A review by electric_whelk
The Last Battle by C.S. Lewis

4.0

 
Having battled over and over against witches and tyrants, Narnia falls to a grifter. The novel opens on Shift and Puzzle planning their con, which must, to the first generation of readers, have felt like such low stakes on which to open the final book. It rings subtly true, as the plot follows the increasingly evident incurability of a spirit-deep rot beyond what swords can beat back. In the absence of grand military stakes, much of The Last Battle is devoted to philosophizing on false gods, demagogues, modernity and faith, and bursts with vivid symbolism: four-armed Tash rotting the grass on which he walks, a miracle in a stable that none emerge sane enough to describe, and the final collapse of Narnia into psychedelic apocalypse at Aslan’s decree. 

With the themes so richly concentrated, it’s unfortunate that The Last Battle is also where the persistent mean-spiritedness of the story metastatizes into outright hatred.

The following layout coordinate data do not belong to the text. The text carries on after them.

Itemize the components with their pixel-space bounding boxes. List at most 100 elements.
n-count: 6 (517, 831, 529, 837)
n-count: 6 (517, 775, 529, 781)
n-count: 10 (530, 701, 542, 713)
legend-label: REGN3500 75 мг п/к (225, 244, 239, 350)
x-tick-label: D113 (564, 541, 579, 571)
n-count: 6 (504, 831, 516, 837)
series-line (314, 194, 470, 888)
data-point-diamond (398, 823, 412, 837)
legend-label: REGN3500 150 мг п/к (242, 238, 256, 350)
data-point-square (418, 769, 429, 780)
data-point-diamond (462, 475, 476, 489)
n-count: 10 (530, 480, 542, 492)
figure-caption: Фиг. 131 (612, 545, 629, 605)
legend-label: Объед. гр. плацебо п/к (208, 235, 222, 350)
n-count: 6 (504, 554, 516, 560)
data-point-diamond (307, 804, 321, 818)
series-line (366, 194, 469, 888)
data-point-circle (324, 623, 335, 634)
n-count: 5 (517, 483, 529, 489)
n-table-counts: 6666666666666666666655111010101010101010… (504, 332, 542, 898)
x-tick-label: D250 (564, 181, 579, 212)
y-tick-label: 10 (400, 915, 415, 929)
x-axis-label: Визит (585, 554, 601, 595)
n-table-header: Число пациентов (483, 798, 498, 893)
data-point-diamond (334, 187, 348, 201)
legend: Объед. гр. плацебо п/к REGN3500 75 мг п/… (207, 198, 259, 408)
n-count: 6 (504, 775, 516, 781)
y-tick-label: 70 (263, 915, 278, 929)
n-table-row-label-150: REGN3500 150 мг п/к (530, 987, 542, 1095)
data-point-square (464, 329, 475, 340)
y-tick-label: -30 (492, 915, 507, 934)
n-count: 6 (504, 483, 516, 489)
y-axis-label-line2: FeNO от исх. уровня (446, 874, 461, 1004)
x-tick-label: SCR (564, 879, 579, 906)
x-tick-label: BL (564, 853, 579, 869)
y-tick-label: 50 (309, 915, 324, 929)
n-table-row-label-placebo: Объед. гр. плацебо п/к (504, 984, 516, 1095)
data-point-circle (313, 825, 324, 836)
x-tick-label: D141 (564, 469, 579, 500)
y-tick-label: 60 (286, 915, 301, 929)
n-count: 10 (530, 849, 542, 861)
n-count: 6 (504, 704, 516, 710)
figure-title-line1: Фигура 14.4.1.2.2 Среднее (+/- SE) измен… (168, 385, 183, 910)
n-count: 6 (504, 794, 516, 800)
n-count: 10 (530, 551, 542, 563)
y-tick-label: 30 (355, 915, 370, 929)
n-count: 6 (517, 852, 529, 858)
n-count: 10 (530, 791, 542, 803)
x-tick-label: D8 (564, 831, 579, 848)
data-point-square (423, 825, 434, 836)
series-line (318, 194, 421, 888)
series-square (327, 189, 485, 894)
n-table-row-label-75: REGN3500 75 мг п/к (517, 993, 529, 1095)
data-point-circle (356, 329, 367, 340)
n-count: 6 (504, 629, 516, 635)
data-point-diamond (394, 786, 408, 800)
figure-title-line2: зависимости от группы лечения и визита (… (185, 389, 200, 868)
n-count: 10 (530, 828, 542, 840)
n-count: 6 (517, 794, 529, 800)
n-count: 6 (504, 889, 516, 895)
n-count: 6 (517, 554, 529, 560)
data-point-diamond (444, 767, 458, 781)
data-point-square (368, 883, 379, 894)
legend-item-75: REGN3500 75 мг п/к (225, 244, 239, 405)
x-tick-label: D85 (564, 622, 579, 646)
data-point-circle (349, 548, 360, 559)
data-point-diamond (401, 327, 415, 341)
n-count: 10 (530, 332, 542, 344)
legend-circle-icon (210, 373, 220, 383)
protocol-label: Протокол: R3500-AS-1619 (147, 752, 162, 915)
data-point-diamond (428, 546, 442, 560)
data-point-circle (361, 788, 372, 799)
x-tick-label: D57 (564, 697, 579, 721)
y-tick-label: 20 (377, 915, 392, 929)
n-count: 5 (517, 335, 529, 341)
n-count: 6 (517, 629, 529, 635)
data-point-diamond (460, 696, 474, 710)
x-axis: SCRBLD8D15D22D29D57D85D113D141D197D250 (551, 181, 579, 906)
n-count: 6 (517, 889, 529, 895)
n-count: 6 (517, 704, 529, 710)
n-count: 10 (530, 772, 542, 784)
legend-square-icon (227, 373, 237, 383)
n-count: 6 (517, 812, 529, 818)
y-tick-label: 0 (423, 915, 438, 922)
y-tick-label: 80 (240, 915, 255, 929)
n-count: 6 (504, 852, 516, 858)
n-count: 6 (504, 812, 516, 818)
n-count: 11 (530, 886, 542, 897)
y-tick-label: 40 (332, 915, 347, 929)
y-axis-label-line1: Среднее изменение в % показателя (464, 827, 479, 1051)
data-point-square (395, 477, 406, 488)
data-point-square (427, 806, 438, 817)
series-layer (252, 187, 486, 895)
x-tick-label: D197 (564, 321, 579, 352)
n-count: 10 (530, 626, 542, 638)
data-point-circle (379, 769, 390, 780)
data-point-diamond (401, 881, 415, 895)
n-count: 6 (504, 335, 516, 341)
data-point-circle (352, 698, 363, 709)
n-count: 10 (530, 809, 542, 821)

CS Lewis passes his final judgements here: Susan, distracted by boys and dances, gets no hero’s welcome into Aslan’s country. Neither do the Calormenes (save one - described as much handsomer than his other dark-skinned countrymen), who, unlike the Telmarines who conquered Narnia previously, get no Prince Caspian figure to lead them towards responsible stewardship: the world is better ended than left to them. 

Narnia could have gotten a better ending than the Last Battle, but it couldn’t have gotten a more perfect one. All these books have, to some degree, been characterized by plain-spoken wisdom, unpatronizing honesty, and small-minded English contempt. For good and for ill, The Last Battle is the wisest, most honest, and most contemptuous of them all.